Et ça y est, c’est reparti. Je me mets à marcher le long du corridor. Bizarrement, puisque désormais je suis seul, je me sens incroyablement renfermé sur moi-même. Je me sens cloitré dans le bâtiment, plus que jamais, comme si tous les murs me compressaient jusqu’à m’étouffer. Avant, je pouvais entendre la respiration de Gane, le son de chacun de ses pas, les bruits que produisaient ses gestes… et sa présence me rassurait quelque peu. Maintenant, je n’entends plus rien de tout cela. Je n’entends que moi, que mes pas, que mes bruits, que ma respiration… et j’ai l’impression que tout résonne dans le couloir, tant que je me demande quelques fois si ce souffle que j’entends est le mien, si ces pas qui se rapprochent sont les miens, si la personne qui produit tous ces bruits est moi, ou quelqu’un qui s’apprête à m’arracher la vie. J’essaie de me calmer, de reprendre le contrôle de mes pensées, d’être confiant, de croire en ma réussite… Mais je n’y arrive pas… Je fais une sorte de crise de claustrophobie. Tout m’oppresse, me fait paniquer. J’halète. Je regarde plusieurs fois derrière moi. A gauche, puis à droite. Je fais de grands mouvements quand je voudrai en faire des petits. Mais je ne m’arrête pas. Je continue ma progression. Je dois continuer ma progression. C’est la seule solution, même si elle peut me condamner à crever. Je me rends soudain compte que mes chances de survie sont proches du zéro absolu.

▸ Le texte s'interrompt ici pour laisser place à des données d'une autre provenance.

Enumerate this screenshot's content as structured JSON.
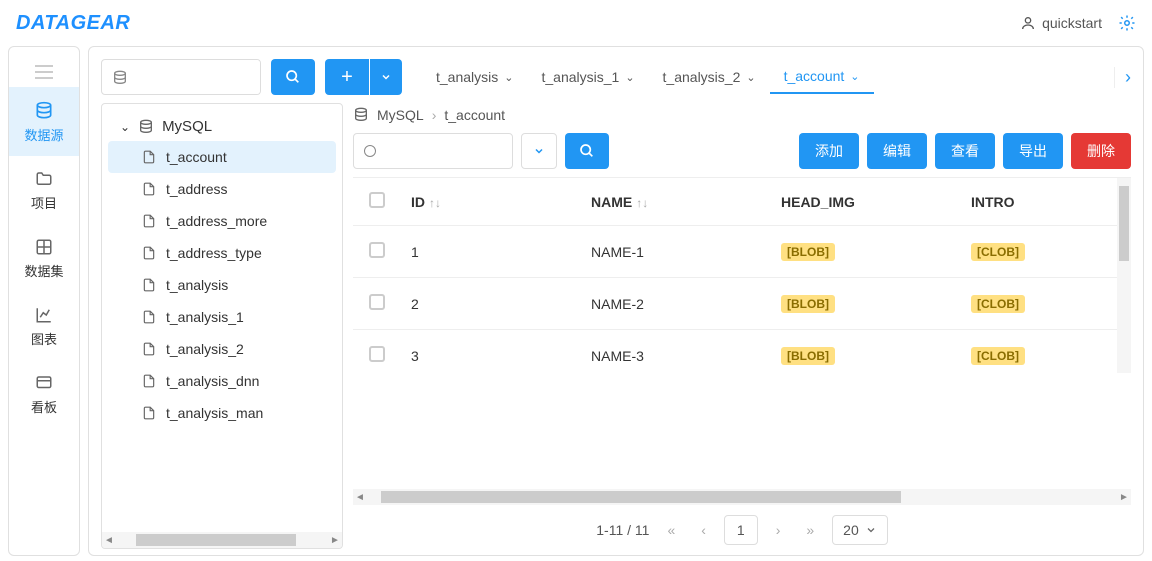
{
  "app": {
    "logo": "DATAGEAR",
    "user": "quickstart"
  },
  "sidenav": {
    "items": [
      {
        "label": "数据源",
        "icon": "db"
      },
      {
        "label": "项目",
        "icon": "folder"
      },
      {
        "label": "数据集",
        "icon": "grid"
      },
      {
        "label": "图表",
        "icon": "chart"
      },
      {
        "label": "看板",
        "icon": "panel"
      }
    ]
  },
  "tabs": [
    {
      "label": "t_analysis"
    },
    {
      "label": "t_analysis_1"
    },
    {
      "label": "t_analysis_2"
    },
    {
      "label": "t_account",
      "active": true
    }
  ],
  "tree": {
    "db": "MySQL",
    "items": [
      "t_account",
      "t_address",
      "t_address_more",
      "t_address_type",
      "t_analysis",
      "t_analysis_1",
      "t_analysis_2",
      "t_analysis_dnn",
      "t_analysis_man"
    ],
    "selected": "t_account"
  },
  "breadcrumb": {
    "db": "MySQL",
    "table": "t_account"
  },
  "actions": {
    "add": "添加",
    "edit": "编辑",
    "view": "查看",
    "export": "导出",
    "delete": "删除"
  },
  "table": {
    "headers": [
      "ID",
      "NAME",
      "HEAD_IMG",
      "INTRO"
    ],
    "rows": [
      {
        "id": "1",
        "name": "NAME-1",
        "head_img": "[BLOB]",
        "intro": "[CLOB]"
      },
      {
        "id": "2",
        "name": "NAME-2",
        "head_img": "[BLOB]",
        "intro": "[CLOB]"
      },
      {
        "id": "3",
        "name": "NAME-3",
        "head_img": "[BLOB]",
        "intro": "[CLOB]"
      }
    ]
  },
  "pager": {
    "range": "1-11 / 11",
    "current": "1",
    "size": "20"
  }
}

Même si je n’y crois pas tellement, cet espoir, ce foutu espoir de survie m’empoigne par les trippes. Cet espoir me tiraille, comme si on me plantait une fourche dans le ventre. Cet espoir me donne envie de pleurer tant il est sur le point de s’autodétruire. Cet espoir qui se sent mourir est en train de m’emporter avec lui. Cet espoir me blesse, me torture, me consume, me mutile s’amuse à me faire souffrir et au final m’assassine avant même que le Prédateur ne le fasse pour de bon… Mais il s’efforce de prendre de l’ampleur, il s’efforce de me donner du courage, de me pousser à tout mettre en œuvre pour sortir le plus vite possible. Une forte adrénaline parcourt mon corps, une adrénaline qui me donne de la fureur de vivre. Je dois me tirer d’ici le plus vite possible, et il n’y a pas cent-mille solutions… Je me mets à courir comme un dératé, décidé à en finir le plus vite possible avec cette histoire, avec cette peur qui se décuple de plus en plus, avec cette constante odeur de mort que l’on peut respirer, avec cet enfer que je vis. Quoi qu’il arrive, que je survive ou que je crève, j’aurai au moins la satisfaction d’en finir avec tout ce qui me fait souffrir.

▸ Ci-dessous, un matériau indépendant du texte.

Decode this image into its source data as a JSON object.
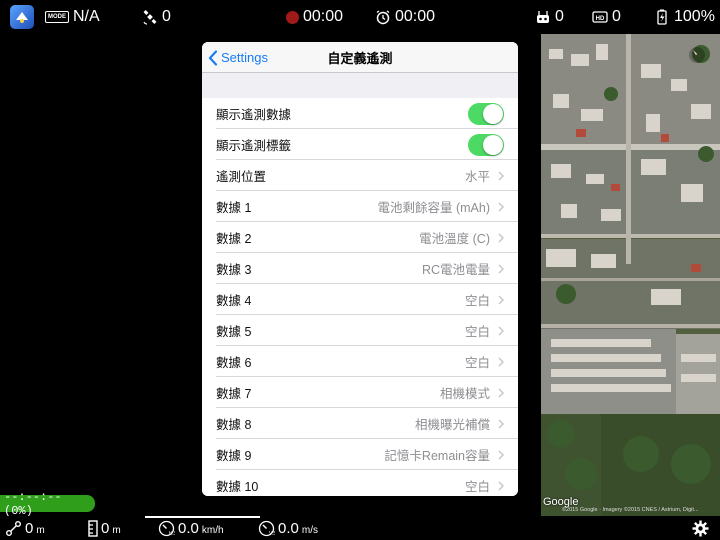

J’arrive au bout du couloir, et m’apprête à dévaler sur ma droite les escaliers descendant qui s’offrent à moi… Mais alors que j’allais justement m’y précipiter, je me stoppe net. Mon sang se glace. Ma respiration se coupe. Je tourne la tête derrière moi, vers le corridor. Vers la porte par laquelle je suis sorti il y a de cela une ou deux minutes. Je tourne la tête vers là d’où provient un son atroce, de là où un hurlement de souffrance intense vient d’être poussé avec une force incroyable, raisonnant plusieurs fois contre les murs et parvenant à mes oreilles tel l’annonciateur de ma future extermination. Gane n’est plus de ce monde… un nouveau point vient de disparaitre de ma visière.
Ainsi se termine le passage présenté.